Lanchester does as good a job as any of navigating the financial crisis, and does so without the rather self-aggrandising style of Naseem Taleb. While it's a bit difficult to know who Lanchester's target audience is, I think I might fit into it, having a basic grasp of economics and some tolerance of the rather abstract ideas (derivatives, bonds markets, ratings, etc.) that have to be explained.
Nobody involved in the deeply shameful events covered by this book (save a few fellow journalists and passing whistle-blowers) emerges looking good. Most, like Nick Fuld and Fred Goodwin, end up looking downright evil. And readers should not escape the conclusion that Ayn Rand stands as one of the most evil figures of all, if not one of the most evil of the entire 20th century - being as she is the patron saint of the cult of laissez faire capitalism that Lanchester demonstrates so unequivocally lay behind the whole disaster. So there is perhaps some schadenfreude to be had in his observation that the almost total deregulation of the financial sector has produced banks and other institutions that are "too big to fail". The result of this being that we now have "a 100 percent pure form of socialism for the rich". Lanchester leaves this most towering of ironies for the reader (and any unreconstructed fans of Rand) to ponder when considering the future of finance. As for Rand's good friend and protégé Alan Greenspan, this book leaves you earnestly hoping he is not left to tend so much as a whelk stall.
But after Rand, Greenspan et.al., the list of the complicit trails off into the distance. And in this Lanchester leaves some unanswered questions. Why, for instance, is there a free market in ratings agencies? Their particular (and of course unpunished) venality is perhaps the single largest catalyst of the crisis, but Lanchester never elucidates this beyond a mention of a SEC review of the way they worked in the 1970's.
However, a far bigger problem with the book is that Lanchester (in common with all other writers on the subject, it has to be said), does a poor job of explaining in layman's terms just why the financial industry is so important in modern economics.
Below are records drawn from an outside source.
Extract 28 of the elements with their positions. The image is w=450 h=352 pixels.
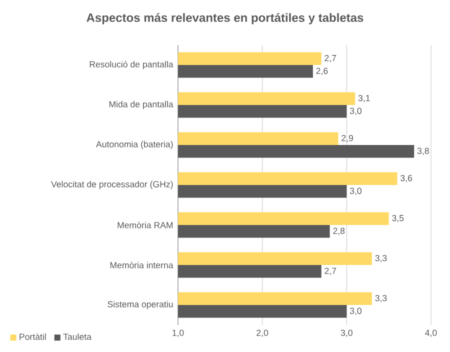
- data-label: 3,3: [375, 294, 387, 302]
- data-label: 3,1: [358, 94, 370, 102]
- data-label: 3,3: [375, 254, 387, 262]
- chart-title: Aspectos más relevantes en portátiles y tabletas: [86, 13, 364, 24]
- data-label: 2,9: [342, 134, 353, 142]
- data-label: 3,0: [350, 188, 362, 196]
- data-label: 2,7: [324, 54, 336, 62]
- x-tick-label: 2,0: [256, 330, 268, 337]
- data-label: 3,8: [417, 148, 429, 156]
- y-tick-label: Autonomia (bateria): [96, 140, 173, 150]
- data-label: 2,8: [333, 228, 345, 236]
- y-tick-label: Memòria RAM: [118, 222, 173, 228]
- x-tick-label: 3,0: [340, 330, 352, 337]
- data-label: 2,7: [324, 268, 336, 276]
- legend-label: Portàtil: [20, 333, 46, 340]
- x-tick-label: 1,0: [172, 330, 184, 337]
- y-tick-label: Sistema operatiu: [108, 300, 173, 310]
- legend-label: Tauleta: [63, 333, 92, 340]
- data-label: 3,6: [400, 174, 412, 182]
- data-label: 3,5: [392, 214, 404, 222]
- y-tick-label: Memòria interna: [110, 262, 174, 268]
- y-tick-label: Mida de pantalla: [109, 100, 174, 110]
- x-tick-label: 4,0: [425, 330, 437, 337]
- data-label: 3,0: [350, 108, 362, 116]
- y-tick-label: Resolució de pantalla: [90, 60, 174, 70]
- y-tick-label: Velocitat de processador (GHz): [51, 180, 173, 190]
- data-label: 2,6: [316, 68, 328, 76]
- data-label: 3,0: [350, 308, 362, 316]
Why should it visit upon so many people such immense hardship in the event of it malfunctioning? We can understand why coal, shipping or motor manufacturing is important, so when those industries collapse, the social consequences are that much easier to understand. But why do banks have to exist? Lanchester says they should merely be "money making machines" - like shoe factories? Like bus companies? Why too is the shadow banking industry so critical to preserve? What would have happened to us all had the derivatives markets, the stocks and bonds markets, the mortgage lenders, hedge funds and myriad other largely unknowable and (even to themselves) unknown industries simply been allowed to go the way of, say, British shipbuilding or Detroit motors?
Perhaps this is just too hard to explain. But it's worth asking because Lanchester uses some of the consequences of the crash to illustrate the enormity of it all - yet declines to follow through with anything that really satisfies as to *why* it had to be like that. So we have to take it on faith that the "abyss" (which Lanchester and others so like to say we were staring at were it not have been for the efforts of governments to spend all our money stopping us falling over the edge) would have been A Very Bad Place.
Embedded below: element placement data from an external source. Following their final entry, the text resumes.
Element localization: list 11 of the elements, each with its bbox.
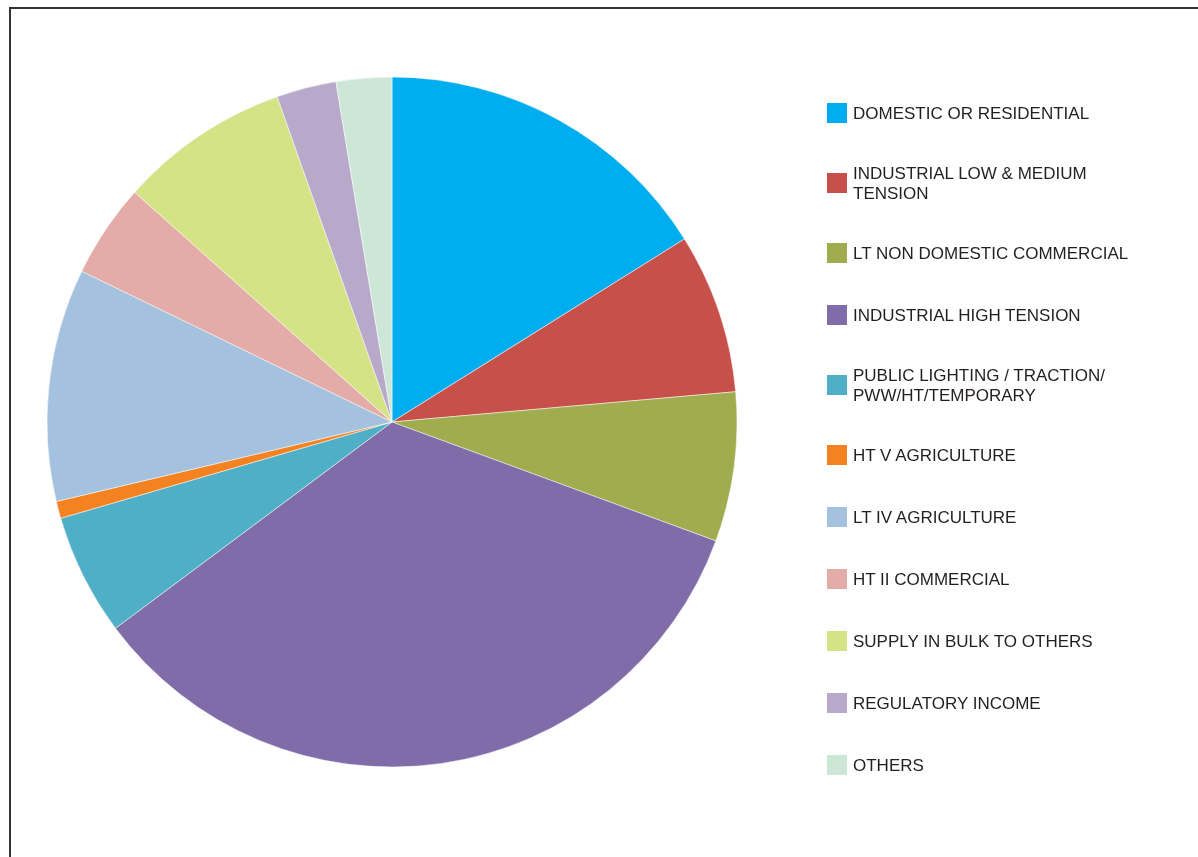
legend-label: DOMESTIC OR RESIDENTIAL: [853, 103, 1090, 123]
legend-label: PUBLIC LIGHTING / TRACTION/ PWW/HT/TEMPORARY: [853, 365, 1110, 405]
legend-label: REGULATORY INCOME: [853, 693, 1041, 713]
legend-label: LT IV AGRICULTURE: [853, 507, 1017, 527]
legend-label: INDUSTRIAL HIGH TENSION: [853, 305, 1081, 325]
legend-label: INDUSTRIAL LOW & MEDIUM TENSION: [853, 163, 1092, 203]
legend-label: HT II COMMERCIAL: [853, 569, 1010, 589]
legend-label: HT V AGRICULTURE: [853, 445, 1016, 465]
legend-label: OTHERS: [853, 755, 924, 775]
legend-label: SUPPLY IN BULK TO OTHERS: [853, 631, 1093, 651]
legend-label: LT NON DOMESTIC COMMERCIAL: [853, 243, 1129, 263]
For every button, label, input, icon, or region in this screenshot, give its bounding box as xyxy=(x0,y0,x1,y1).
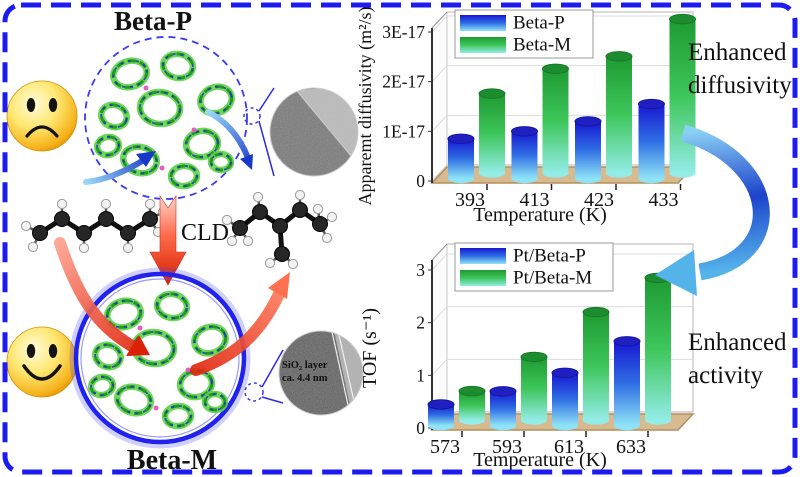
bar-Beta-M-433 xyxy=(669,13,696,178)
x-tick-label: 433 xyxy=(649,189,679,211)
bar-Pt/Beta-P-613 xyxy=(551,367,579,431)
legend-swatch-Beta-M xyxy=(460,37,506,53)
legend-label: Pt/Beta-P xyxy=(513,246,586,267)
y-tick-label: 3E-17 xyxy=(382,22,425,42)
x-tick-label: 413 xyxy=(520,189,550,211)
bar-Beta-M-423 xyxy=(605,51,633,178)
legend-label: Pt/Beta-M xyxy=(513,268,592,289)
legend-label: Beta-M xyxy=(513,35,571,56)
diffusion-arrow-right-icon xyxy=(205,109,253,170)
tem-caption-line2: ca. 4.4 nm xyxy=(282,373,328,384)
legend-label: Beta-P xyxy=(513,13,565,34)
x-tick-label: 633 xyxy=(616,436,646,458)
bar-Beta-P-423 xyxy=(574,116,602,184)
x-tick-label: 423 xyxy=(584,189,614,211)
bar-Pt/Beta-P-573 xyxy=(427,399,455,431)
beta-p-dashed-circle xyxy=(84,36,248,200)
tem-image-beta-m: SiO₂ layer ca. 4.4 nm xyxy=(278,330,364,416)
bar-Pt/Beta-P-633 xyxy=(613,336,641,431)
diffusivity-chart: 0 1E-17 2E-17 3E-17 393 413 423 433 Temperature … xyxy=(355,6,696,226)
bar-Pt/Beta-M-613 xyxy=(582,306,610,425)
x-axis-title: Temperature (K) xyxy=(473,204,607,226)
reactant-in-arrow-icon xyxy=(54,237,150,356)
bar-Beta-P-393 xyxy=(447,133,475,184)
bar-Pt/Beta-P-593 xyxy=(489,386,517,431)
tof-chart: 0 1 2 3 573 593 613 633 Temperature (K) TOF (s⁻¹)… xyxy=(359,242,695,471)
iso-alkane-molecule xyxy=(221,189,338,270)
x-tick-label: 613 xyxy=(554,436,584,458)
legend-swatch-Pt/Beta-P xyxy=(460,248,506,264)
cld-down-arrow-icon xyxy=(149,195,187,286)
sad-smiley-icon xyxy=(6,80,78,152)
bar-Beta-M-413 xyxy=(542,63,569,178)
bar-Pt/Beta-M-573 xyxy=(458,385,486,425)
beta-m-circle xyxy=(69,267,251,449)
y-tick-label: 1E-17 xyxy=(382,121,425,141)
product-out-arrow-icon xyxy=(190,272,290,376)
beta-p-title: Beta-P xyxy=(114,6,192,36)
n-hexane-molecule xyxy=(20,198,169,254)
x-tick-label: 573 xyxy=(430,436,460,458)
zeolite-framework-beta-p xyxy=(93,50,235,190)
y-axis-title: TOF (s⁻¹) xyxy=(359,308,381,388)
bar-Beta-P-413 xyxy=(511,126,538,184)
tem-caption-line1: SiO₂ layer xyxy=(282,360,328,371)
chart-link-arrow-icon xyxy=(655,124,770,296)
y-tick-label: 0 xyxy=(416,171,425,191)
bar-Beta-P-433 xyxy=(638,98,665,184)
y-tick-label: 0 xyxy=(416,418,425,438)
magnify-callout-top xyxy=(243,87,275,177)
happy-smiley-icon xyxy=(6,326,78,398)
x-axis-title: Temperature (K) xyxy=(473,449,607,471)
cld-label: CLD xyxy=(181,220,229,246)
y-axis-title: Apparemt diffusivity (m²/s) xyxy=(355,6,376,205)
tem-image-beta-p xyxy=(269,87,359,177)
legend: Pt/Beta-PPt/Beta-M xyxy=(454,242,614,292)
y-tick-label: 1 xyxy=(416,365,425,385)
legend-swatch-Beta-P xyxy=(460,15,506,31)
legend-swatch-Pt/Beta-M xyxy=(460,270,506,286)
enhanced-diffusivity-label: Enhanced diffusivity xyxy=(688,39,792,99)
zeolite-framework-beta-m xyxy=(87,290,229,430)
y-tick-label: 3 xyxy=(416,260,425,280)
bar-Pt/Beta-M-593 xyxy=(520,351,548,425)
diffusion-arrow-left-icon xyxy=(83,151,156,185)
bar-Beta-M-393 xyxy=(478,88,506,178)
x-tick-label: 393 xyxy=(455,189,485,211)
magnify-callout-bottom xyxy=(244,349,284,404)
y-tick-label: 2 xyxy=(416,313,425,333)
y-tick-label: 2E-17 xyxy=(382,72,425,92)
enhanced-activity-label: Enhanced activity xyxy=(688,329,787,389)
x-tick-label: 593 xyxy=(492,436,522,458)
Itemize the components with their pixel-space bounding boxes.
A comprehensive review of the credit crunch and the systematic removal of any effective regulation of the financial industry should also include some examination of the rise of political lobbying, "revolving doors" and the open corruption on display in the US Congress in particular. All of which is still on the rise and in parallel with the events dealt with in the book. Lanchester skates over this a bit too lightly.
Similarly, he comes up rather empty handed in his ending remarks about people learning to know when they have "enough". He seems to forget that 99% of everyone in the world has almost nothing. We are not all in this together, by any means.
However, unlike Taleb, who tends to get carried away with largely useless classical or quasi-psychological allusions in dealing with the wider human context of the crisis, Lanchester provides some good historical background to the creation of what he identifies as the "climate" that eventually allowed it all to happen. While others mention Thatcher and the Big Bang, he also identifies the fall of Communism as one of the crucial factors in how Western economics lost its moral compass (His example of the rehabilitation of torture under the Bush administration is a good one). In this it appears unclear whether he would also see the credit crunch as the beginnings of something which has even greater consequence, but you get the impression he might.
I knew something of the crisis before I started the book, and now feel more solidly informed. I only wish I knew what to do about that because it's all still a lot of sound and fury without any real understanding underneath. Perhaps I'll vote for the Pirate Party in the next election, just as they are in Iceland.